We know that CDK inhibitors now have shown improvements when combined with HER2- targeted therapy. Therefore, that is another area that is ripe for exploration. I do believe that as we learn more about the genomic landscape of HER2, we will find better drugs. It's clear that under selective pressure, you do get additional mutations. Even the RAS pathway can now exhibit mutations particularly in patients on hormone therapy and have HER2-positive and hormone receptor–positive disease. We will more of these niche trials with rare populations of patients. They will require collaboration on a national and global level for enrollment.
Have there been therapeutic developments specifically for patients with leptomeningeal disease?
Yes; leptomeningeal disease remains a very difficult disease to treat. In HER2-positive disease, there are some interesting trials. There is one currently open through the Translational Breast Cancer Research Consortium, which is one with tucatinib, trastuzumab, and capecitabine, which is essentially the same regimen tested in the HER2CLIMB trial.

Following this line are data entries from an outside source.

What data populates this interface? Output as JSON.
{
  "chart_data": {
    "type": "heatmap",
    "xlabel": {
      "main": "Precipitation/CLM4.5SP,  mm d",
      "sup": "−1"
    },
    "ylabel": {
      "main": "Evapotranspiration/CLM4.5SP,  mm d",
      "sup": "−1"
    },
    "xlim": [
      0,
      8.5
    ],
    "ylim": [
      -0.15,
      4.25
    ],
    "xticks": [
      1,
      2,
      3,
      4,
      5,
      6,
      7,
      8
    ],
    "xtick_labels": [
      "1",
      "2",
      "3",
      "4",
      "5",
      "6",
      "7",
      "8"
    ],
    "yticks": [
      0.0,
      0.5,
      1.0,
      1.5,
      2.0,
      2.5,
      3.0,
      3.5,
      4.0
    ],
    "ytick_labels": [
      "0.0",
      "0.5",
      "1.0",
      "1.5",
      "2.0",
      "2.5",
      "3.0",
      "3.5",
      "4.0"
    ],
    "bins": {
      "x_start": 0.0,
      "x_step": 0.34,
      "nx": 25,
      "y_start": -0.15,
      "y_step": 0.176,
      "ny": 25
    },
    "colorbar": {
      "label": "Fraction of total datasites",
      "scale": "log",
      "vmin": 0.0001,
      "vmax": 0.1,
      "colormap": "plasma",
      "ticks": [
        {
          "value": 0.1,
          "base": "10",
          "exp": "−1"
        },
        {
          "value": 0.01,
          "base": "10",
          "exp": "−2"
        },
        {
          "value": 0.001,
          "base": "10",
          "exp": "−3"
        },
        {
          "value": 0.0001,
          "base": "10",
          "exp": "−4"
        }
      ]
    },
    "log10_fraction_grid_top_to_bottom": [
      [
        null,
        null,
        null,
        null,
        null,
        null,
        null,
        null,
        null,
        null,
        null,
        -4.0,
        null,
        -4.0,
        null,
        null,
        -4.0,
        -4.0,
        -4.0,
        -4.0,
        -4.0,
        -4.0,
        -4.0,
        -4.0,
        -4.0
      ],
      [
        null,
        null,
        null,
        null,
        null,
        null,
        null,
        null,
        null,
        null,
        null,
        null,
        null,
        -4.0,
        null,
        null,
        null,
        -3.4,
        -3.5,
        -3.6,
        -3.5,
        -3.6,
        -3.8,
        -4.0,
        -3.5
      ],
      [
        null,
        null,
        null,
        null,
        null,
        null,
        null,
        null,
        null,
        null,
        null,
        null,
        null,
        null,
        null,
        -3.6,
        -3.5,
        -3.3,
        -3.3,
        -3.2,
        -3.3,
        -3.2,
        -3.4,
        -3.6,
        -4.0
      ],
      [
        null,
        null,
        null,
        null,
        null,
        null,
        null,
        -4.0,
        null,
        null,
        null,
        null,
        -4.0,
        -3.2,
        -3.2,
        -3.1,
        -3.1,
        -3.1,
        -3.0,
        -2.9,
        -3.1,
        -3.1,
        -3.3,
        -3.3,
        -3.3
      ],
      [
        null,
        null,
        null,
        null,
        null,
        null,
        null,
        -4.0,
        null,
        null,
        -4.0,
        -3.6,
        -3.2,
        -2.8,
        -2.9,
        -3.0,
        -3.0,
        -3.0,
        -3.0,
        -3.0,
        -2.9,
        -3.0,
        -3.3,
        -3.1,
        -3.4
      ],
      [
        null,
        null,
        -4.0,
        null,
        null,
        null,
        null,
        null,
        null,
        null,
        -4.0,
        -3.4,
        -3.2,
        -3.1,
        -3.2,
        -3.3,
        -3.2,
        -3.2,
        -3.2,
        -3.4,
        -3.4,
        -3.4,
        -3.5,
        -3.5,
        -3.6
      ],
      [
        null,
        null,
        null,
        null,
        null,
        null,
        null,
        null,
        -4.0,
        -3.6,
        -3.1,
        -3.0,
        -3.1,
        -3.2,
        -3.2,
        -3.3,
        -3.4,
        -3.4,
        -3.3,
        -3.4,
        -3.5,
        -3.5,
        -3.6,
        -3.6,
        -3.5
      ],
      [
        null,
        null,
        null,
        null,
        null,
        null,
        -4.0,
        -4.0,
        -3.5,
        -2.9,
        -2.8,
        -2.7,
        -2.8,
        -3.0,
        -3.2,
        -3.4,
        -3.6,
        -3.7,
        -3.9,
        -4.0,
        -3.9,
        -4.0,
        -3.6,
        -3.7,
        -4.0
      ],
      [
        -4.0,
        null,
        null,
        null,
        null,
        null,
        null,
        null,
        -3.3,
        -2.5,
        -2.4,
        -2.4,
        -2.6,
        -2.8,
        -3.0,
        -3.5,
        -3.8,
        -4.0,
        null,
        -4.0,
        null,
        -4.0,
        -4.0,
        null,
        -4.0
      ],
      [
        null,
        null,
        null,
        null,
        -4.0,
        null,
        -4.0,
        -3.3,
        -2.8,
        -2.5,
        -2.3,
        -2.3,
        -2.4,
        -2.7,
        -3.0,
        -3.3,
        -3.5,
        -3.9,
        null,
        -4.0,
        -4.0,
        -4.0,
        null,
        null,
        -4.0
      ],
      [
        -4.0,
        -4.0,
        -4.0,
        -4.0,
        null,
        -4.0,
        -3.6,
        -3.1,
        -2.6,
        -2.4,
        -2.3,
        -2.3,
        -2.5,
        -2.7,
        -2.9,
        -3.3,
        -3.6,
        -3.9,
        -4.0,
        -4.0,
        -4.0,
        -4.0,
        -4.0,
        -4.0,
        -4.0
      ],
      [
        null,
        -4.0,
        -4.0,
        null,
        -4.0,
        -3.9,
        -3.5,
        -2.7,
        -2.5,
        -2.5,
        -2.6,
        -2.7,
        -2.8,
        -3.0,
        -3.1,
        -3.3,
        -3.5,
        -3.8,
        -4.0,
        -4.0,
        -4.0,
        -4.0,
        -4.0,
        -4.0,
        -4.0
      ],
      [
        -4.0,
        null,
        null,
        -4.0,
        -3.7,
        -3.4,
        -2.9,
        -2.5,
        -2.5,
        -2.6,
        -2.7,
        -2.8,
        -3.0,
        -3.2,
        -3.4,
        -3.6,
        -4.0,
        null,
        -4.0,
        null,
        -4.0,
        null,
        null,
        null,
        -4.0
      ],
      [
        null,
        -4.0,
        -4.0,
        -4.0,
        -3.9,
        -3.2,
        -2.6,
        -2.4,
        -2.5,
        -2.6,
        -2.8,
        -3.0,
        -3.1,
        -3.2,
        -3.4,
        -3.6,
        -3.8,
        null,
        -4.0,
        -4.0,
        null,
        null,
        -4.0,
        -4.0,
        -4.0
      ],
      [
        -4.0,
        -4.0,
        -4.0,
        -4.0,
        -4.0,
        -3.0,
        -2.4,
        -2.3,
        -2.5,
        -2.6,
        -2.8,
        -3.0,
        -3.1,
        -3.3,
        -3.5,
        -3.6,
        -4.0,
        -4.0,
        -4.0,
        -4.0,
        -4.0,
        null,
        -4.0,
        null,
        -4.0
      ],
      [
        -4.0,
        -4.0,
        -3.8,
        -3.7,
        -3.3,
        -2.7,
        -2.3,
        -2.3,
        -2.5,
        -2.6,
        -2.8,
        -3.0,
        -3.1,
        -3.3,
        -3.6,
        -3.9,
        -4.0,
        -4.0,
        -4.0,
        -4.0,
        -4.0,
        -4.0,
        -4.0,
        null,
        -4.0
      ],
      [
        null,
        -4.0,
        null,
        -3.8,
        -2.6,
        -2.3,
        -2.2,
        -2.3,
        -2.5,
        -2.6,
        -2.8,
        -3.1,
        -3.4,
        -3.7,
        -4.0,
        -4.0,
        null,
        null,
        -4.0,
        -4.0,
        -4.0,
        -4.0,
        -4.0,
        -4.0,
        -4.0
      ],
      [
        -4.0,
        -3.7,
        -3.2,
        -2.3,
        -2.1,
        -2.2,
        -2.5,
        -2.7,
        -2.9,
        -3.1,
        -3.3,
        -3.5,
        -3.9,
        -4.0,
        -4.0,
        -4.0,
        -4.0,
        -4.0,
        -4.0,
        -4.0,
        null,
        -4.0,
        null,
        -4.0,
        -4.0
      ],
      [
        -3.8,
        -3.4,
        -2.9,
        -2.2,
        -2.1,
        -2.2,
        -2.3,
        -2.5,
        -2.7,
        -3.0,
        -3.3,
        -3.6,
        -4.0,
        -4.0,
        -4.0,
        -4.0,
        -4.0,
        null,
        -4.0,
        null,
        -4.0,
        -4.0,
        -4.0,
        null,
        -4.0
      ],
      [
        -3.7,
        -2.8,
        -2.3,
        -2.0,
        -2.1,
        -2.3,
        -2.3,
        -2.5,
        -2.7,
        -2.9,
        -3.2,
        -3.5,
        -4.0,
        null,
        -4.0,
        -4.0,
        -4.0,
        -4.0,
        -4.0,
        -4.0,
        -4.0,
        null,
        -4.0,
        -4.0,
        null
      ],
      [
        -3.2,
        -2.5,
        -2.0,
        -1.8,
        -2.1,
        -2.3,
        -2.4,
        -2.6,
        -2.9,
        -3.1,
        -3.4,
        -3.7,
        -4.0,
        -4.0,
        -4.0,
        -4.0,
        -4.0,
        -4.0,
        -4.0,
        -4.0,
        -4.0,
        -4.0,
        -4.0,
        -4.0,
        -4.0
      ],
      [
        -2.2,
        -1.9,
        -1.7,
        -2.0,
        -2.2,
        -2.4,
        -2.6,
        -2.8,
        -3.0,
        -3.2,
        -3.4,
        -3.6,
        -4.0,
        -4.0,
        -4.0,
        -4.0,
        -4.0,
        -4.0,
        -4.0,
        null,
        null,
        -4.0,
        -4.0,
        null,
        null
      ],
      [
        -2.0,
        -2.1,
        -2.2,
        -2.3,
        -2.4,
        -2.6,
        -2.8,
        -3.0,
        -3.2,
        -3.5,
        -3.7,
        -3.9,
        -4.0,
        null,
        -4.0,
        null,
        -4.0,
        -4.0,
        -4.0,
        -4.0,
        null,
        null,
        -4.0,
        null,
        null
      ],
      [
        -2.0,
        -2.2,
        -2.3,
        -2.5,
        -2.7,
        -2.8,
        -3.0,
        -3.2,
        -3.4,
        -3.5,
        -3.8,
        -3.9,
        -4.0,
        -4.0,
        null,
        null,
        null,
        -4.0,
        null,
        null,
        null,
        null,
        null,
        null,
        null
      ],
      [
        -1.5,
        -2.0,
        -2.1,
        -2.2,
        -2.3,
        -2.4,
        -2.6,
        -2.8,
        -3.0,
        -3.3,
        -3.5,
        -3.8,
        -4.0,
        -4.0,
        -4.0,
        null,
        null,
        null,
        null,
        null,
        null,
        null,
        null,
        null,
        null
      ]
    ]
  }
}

There are some data from the large randomized trial on CNS, and even some pilot data on a few patients with leptomeningeal disease. That is an ongoing study. We also have other approved drugs that are specifically for patients with brain metastases, which we sometimes use in leptomeningeal disease. For example, the combination of neratinib (Nerlynx) and capecitabine is one that is active. It’s listed with the National Comprehensive Cancer Network as treatment just for CNS disease, but it can be used for leptomeningeal disease as well.